Of course, there are always political questions and angles to consider. Unsurprisingly, multiple testers have concluded that the DeepSeek application aligns with Chinese governmental censorship, as it refuses to answer questions about inflammatory events such as the Tiananmen Square massacre.
However, this censorship isn’t new. And with freedom of choice, aren’t consumers welcome to cherry-pick the technologies they need for different purposes?
As OpenAI CEO Sam Altman said on X in response to the DeepSeek advances and the shocking stock market plunge, “Deepseek’s r1 is an impressive model, particularly around what they’re able to deliver for the price.

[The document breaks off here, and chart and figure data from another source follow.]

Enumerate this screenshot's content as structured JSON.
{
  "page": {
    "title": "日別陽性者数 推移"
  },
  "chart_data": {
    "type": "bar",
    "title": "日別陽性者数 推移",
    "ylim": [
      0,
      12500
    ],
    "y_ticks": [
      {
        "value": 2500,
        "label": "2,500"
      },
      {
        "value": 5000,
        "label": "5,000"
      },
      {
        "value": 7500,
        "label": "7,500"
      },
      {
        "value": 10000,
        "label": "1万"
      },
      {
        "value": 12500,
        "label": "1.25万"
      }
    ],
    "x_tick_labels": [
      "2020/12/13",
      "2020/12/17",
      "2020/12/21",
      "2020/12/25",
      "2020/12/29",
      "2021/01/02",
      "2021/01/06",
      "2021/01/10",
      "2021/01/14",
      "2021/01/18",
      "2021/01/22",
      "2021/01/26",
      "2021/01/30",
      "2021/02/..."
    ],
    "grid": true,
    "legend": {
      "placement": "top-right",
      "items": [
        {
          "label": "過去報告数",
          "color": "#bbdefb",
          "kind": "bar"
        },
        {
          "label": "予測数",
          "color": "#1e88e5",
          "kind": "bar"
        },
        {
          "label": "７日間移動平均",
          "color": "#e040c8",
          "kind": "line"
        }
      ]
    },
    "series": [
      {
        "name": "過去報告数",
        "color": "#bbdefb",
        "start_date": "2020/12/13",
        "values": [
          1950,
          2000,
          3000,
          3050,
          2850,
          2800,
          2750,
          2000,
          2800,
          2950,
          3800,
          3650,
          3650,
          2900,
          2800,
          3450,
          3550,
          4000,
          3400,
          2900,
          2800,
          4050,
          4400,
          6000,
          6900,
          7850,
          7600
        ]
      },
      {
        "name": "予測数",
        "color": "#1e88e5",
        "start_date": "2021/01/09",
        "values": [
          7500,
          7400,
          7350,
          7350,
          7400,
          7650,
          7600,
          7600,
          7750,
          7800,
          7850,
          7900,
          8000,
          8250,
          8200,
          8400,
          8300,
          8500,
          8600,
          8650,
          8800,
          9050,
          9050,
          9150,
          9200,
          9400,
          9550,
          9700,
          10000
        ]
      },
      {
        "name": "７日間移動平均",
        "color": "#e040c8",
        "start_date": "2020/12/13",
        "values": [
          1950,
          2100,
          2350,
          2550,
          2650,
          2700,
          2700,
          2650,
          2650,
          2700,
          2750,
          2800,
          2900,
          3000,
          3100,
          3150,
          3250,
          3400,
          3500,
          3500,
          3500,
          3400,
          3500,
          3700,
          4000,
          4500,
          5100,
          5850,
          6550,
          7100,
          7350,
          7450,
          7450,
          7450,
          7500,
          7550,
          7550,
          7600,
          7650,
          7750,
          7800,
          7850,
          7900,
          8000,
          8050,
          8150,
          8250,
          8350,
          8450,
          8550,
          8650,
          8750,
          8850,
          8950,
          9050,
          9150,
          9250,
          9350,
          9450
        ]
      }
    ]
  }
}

We will obviously deliver much better models and also it’s legit invigorating to have a new competitor!”
However, he also added that “mostly we are excited to continue to execute on our research roadmap and believe more compute is more important now than ever before to succeed at our mission.” These sound like the words of someone that may be spooked but who remains resolute in their position and mission. Perhaps, a little spooking was just what the U.S. AI industry needed, not only from a competitive perspective, but from a resource perspective as well.
Another indicator of how quickly US tech giants are responding: Microsoft officials said Thursday that the company has added the DeepSeek model to Azure AI Foundry and GitHub, adding to the 1,800+ models already supported.
If we are going to cultivate an AI industry at the scale that is anticipated, we need to think about resources and resource management. Cutting compute spend from billions to millions, as referenced by DeepSeek’s developers, seems like a good place to start.